A commercially available vaccine within a year would be quick.

How its spread and how to protect yourself from the Virus.

When an infected person coughs or sneezes, they release droplets of saliva or mucus. These droplets can fall on people in the vicinity and can either directly inhaled or picked up on the hands and then transferred when someone touches their face, causing infection. For flu, some hospital guidelines define exposure as being within six feet of an infected person who sneezes or coughs for 10 minutes or longer.

Viruses can also be spread through droplets landing on surfaces such as seats on buses or trains or desks in school. However, whether this is a main transmission route depends on how long viruses survive on surfaces – this can vary from hours to months.
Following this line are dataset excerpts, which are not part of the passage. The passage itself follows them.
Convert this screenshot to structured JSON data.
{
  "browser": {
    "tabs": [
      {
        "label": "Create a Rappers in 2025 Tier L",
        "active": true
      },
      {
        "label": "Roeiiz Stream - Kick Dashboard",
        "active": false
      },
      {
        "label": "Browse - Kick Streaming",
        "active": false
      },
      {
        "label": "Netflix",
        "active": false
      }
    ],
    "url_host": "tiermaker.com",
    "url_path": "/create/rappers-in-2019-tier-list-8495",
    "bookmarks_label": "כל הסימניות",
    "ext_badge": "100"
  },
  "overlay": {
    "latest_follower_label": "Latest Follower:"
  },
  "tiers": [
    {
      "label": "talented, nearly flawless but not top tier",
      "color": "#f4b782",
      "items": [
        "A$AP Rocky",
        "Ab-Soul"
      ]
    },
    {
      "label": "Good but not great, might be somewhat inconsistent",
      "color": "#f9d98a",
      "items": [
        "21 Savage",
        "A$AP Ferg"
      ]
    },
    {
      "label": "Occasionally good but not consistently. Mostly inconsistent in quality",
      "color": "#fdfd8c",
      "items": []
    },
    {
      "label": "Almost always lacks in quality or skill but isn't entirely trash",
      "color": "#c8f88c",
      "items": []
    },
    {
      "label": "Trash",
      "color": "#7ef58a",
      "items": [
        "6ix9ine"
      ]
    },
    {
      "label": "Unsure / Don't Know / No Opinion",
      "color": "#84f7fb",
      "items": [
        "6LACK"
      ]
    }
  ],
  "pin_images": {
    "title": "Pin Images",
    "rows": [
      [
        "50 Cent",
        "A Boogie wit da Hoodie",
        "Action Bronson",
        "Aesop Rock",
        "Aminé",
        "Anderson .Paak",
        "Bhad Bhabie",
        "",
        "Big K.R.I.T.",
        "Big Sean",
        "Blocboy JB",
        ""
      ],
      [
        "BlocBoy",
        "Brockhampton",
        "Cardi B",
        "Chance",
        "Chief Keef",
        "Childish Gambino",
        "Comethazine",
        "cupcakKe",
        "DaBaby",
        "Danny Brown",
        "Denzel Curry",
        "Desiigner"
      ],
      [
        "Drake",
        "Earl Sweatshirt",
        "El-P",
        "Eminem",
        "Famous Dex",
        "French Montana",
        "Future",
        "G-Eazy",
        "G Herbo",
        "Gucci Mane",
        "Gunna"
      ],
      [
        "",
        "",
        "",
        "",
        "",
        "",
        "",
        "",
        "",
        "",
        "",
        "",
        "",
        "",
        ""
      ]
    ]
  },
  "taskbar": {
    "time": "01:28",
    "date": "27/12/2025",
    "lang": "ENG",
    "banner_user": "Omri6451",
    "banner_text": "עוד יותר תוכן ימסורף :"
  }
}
There is anecdotal evidence that the virus can be spread by people before they have symptomsSome other illnesses such as flu can be passed from one person to another before symptoms occur.

Wash your hands: wet your hands with clean, running water and apply soap. Lather your hands, including the backs, between your fingers, and under your nails and scrub for at least 20 seconds. Rinse

Cover your mouth and nose with a tissue when you cough or sneeze, then throw the tissue in the bin and wash your hands. If you do not have a tissue to hand, cough or sneeze into your elbow rather than your hands.

Face masks offer some protection as they block liquid droplets. However, they do not block smaller aerosol particles that can pass through the material of the mask. The masks also leave the eyes exposed and there is evidence that some viruses can infect a person through the eyes.

If visiting live markets in affected areas avoid direct, unprotected contact with live animals and surfaces that have been in contact with animals.

If you are in an affected area avoid eating raw or undercooked animal products and exercise care when handling raw meat, milk or animal organs to avoid cross-contamination with uncooked foods.

If you have returned from an affected area in China or Italy in the last two weeks, stay indoors and avoid contact with other people for 14 days. This means not going to work, school or public areas.

If you have returned from an infected area and develop a high temperature, cough, runny nose, sore throat or difficulty breathing do not leave your home until you have been given advice by a doctor.

We at EWN, hope you take care of yourself and others around you, as we stride to reduce the spread of coronavirus in Spain and other surrounding countries.